Overtime costs from the G20 summit and to a lesser extent the Vancouver Olympics are being blamed for a dramatic rise in Toronto police salaries.
The number of Toronto Police Service employees taking home income of at least six figures last year was up by more than 60 per cent from 2009.
Last year, 2,159 police personnel — the majority of which are uniformed officers — earned more than $100,000, not including taxable benefits. That number is way up from 2009, when only 1,329 employees made the province’s so-called “sunshine list.” In 2008, that number was 1,006.
“I don’t have a specific breakout of the G20, but overwhelmingly, a very significant amount of the increase is G20,” said police spokesperson Mark Pugash.
The Toronto Police Service also had a “significant” presence at the Vancouver Olympics, which drove salaries higher. However, Pugash added, the federal government has reimbursed the service for the overtime.
Roughly half of the 10,000 officers on duty during the June summit were from Toronto. Many were working on time-and-a-half overtime, on 12-hour shifts.
Scheduled annual salary increases also played in the six-figure spike, said Pugash.
At the end of the day, he added, “as years go by, there’ll be more and more officers whose starting pay puts them on the list without earning a penny of overtime at all.”
Detectives and sergeants, for example, make between $92,217 and $99,529. Staff sergeants earn anywhere from $101,966 to $109,278. And before overtime is taken into account, a first-class constable takes home $81,249 to $88,561 each year.
Making the list for the first time this year is Const. Adam Josephs, a.k.a. “Officer Bubbles.”
Josephs, who last year earned $108,197.45, threatened to arrest a G20 demonstrator for blowing bubbles, a moment that was captured on video and became a YouTube hit last summer.
Chief Bill Blair made $325,940.14 in 2010. In 2009, the chief earned $309,491.19.
And for the third year in a row, Traffic Services Const. Michael Thompson was included on the so-c1alled “sunshine list” of public sector employees in Ontario who earn at least $100,000. Last year, Thompson made $166,095.43, about double his base salary.
The salaries listed include base pay, overtime, court time and retroactive pay, but do not include paid-duty assignments — guarding construction sites and the like. Toronto officers who accept paid-duty shifts earn $65 an hour. In 2009, Toronto police worked 40,919 paid-duty assignments.
Asked if the roster of high earners among Toronto officers will be down next year, Pugash said it’s possible, given that nothing similar to the G20 or Olympics is on the 2011 calendar.
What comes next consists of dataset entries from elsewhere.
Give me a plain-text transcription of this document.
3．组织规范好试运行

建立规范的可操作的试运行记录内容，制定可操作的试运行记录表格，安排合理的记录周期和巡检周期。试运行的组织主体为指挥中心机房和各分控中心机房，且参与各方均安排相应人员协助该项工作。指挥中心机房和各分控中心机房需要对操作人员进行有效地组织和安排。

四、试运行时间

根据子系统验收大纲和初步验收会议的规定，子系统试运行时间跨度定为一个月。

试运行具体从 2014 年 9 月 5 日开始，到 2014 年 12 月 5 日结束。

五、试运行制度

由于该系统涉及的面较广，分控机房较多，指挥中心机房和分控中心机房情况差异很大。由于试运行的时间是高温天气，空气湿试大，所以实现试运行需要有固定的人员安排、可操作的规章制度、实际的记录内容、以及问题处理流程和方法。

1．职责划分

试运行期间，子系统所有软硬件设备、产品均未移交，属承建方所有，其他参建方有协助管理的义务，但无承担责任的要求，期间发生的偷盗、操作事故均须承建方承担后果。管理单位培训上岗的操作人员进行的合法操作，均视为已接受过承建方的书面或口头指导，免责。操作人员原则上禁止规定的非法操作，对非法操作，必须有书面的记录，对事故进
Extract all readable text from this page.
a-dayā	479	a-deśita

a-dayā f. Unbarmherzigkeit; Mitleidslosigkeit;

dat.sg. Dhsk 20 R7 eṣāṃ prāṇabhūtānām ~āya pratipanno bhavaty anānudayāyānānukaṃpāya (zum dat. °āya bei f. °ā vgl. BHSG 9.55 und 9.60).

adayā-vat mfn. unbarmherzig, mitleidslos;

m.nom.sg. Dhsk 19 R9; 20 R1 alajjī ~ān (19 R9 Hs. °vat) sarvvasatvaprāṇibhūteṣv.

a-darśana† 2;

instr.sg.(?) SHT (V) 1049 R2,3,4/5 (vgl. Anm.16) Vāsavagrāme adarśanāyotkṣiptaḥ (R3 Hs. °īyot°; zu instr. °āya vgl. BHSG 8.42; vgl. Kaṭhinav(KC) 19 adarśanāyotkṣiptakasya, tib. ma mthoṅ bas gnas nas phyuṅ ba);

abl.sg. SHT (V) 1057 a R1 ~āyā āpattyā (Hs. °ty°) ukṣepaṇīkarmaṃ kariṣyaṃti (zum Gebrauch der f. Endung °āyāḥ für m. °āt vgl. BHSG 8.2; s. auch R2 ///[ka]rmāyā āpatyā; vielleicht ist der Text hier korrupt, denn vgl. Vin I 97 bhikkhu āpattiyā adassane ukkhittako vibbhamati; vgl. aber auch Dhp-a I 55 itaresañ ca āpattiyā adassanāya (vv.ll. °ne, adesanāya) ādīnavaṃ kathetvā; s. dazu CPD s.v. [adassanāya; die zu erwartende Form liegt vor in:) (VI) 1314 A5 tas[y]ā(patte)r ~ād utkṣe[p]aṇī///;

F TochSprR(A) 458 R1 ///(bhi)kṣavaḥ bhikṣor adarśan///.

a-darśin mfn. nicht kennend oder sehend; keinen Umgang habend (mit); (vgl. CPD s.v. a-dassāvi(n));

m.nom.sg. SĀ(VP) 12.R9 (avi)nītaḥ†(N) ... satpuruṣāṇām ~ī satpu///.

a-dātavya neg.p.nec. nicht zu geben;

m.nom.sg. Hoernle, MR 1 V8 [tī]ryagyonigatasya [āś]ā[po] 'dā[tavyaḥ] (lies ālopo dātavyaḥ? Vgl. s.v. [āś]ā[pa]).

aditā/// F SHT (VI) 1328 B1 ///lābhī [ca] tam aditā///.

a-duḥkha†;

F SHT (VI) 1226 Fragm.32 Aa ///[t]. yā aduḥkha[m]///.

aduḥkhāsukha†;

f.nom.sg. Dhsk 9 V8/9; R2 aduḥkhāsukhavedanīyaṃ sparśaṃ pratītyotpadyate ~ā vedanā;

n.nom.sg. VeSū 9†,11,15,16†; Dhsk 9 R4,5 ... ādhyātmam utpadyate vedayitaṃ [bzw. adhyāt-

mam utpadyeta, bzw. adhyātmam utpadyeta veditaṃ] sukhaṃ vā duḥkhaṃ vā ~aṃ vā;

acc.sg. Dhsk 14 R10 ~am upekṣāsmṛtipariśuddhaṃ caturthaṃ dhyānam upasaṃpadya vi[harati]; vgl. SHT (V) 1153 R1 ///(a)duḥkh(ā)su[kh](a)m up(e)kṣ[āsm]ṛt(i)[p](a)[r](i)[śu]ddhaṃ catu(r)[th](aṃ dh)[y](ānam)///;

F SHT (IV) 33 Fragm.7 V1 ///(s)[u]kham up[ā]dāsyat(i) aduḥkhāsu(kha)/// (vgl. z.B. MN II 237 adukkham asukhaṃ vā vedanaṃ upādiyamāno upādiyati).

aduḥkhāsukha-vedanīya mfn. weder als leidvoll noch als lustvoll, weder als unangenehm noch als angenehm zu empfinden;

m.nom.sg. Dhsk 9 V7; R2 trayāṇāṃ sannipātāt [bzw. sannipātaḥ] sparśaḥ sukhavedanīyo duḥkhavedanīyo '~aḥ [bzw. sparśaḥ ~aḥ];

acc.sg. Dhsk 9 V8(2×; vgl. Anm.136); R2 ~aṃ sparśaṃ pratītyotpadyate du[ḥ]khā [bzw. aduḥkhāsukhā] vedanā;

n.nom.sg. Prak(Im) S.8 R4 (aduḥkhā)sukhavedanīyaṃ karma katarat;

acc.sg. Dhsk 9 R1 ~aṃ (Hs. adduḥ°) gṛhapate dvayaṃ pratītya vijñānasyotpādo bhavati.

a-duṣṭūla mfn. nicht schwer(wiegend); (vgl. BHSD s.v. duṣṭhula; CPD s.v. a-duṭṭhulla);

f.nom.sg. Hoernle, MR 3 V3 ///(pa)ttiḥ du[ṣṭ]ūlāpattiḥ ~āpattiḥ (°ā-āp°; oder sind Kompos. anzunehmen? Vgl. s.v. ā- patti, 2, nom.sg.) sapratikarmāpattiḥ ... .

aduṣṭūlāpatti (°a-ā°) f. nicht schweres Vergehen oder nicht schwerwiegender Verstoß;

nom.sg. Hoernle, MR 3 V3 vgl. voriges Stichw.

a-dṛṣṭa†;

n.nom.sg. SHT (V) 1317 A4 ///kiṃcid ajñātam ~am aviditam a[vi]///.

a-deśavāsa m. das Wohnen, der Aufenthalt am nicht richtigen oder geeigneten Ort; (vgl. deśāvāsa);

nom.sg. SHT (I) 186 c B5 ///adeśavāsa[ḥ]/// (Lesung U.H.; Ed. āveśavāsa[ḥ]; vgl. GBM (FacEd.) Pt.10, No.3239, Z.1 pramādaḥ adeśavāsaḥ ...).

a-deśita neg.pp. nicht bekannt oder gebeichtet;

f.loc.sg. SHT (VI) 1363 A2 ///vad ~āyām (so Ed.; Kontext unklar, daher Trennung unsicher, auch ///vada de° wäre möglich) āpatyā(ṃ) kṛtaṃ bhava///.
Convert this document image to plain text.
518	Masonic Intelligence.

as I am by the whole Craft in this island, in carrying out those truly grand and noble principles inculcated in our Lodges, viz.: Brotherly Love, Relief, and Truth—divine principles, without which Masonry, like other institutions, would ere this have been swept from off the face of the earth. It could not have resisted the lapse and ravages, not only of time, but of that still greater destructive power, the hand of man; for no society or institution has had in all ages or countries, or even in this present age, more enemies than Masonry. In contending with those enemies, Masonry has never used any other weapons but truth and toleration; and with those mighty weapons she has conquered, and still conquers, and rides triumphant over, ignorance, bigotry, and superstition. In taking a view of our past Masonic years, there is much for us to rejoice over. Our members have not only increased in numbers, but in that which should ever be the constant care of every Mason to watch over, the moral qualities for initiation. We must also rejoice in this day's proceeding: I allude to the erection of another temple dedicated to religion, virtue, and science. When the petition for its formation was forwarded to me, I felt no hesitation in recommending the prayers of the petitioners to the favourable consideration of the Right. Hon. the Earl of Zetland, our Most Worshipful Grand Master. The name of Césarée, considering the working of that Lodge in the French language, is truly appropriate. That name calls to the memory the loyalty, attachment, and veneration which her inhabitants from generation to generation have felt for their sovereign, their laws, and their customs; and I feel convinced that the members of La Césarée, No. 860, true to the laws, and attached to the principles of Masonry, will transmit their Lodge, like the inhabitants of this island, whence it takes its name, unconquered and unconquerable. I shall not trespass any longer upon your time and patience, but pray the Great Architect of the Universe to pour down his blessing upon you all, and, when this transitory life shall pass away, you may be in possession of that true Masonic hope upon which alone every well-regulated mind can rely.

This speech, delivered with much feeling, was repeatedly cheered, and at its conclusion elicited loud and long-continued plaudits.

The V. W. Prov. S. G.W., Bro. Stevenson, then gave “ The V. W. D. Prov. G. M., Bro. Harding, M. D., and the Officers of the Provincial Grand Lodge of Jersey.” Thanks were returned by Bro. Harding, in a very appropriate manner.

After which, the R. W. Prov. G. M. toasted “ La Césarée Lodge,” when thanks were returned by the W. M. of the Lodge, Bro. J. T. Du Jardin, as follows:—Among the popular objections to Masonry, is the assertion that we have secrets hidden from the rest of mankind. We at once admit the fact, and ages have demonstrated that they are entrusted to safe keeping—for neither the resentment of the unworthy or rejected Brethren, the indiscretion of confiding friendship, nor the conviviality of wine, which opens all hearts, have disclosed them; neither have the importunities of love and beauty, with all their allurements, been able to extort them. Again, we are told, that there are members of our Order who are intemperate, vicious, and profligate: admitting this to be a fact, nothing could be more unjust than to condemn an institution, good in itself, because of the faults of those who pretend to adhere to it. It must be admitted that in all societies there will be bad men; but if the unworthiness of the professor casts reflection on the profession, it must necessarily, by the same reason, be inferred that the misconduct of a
However, salaries will continue to climb with collective bargaining commitments.
Pugash also noted that steps have been taken in recent years to monitor overtime tightly and that last week, Blair announced a service-wide belt-tightening review.
“We must ensure the money invested in policing is spent economically and appropriately,” Blair wrote in an internal memo. “We will do whatever we can to help the city reduce the projected budget shortfall for 2012.”
Blair will target efficiencies in each department, as well as look for sources of cost recovery. (The service has long complained it is doing work, such as border control, for which other police jurisdictions should be footing the bill.)
The province’s sunshine list was released Thursday afternoon.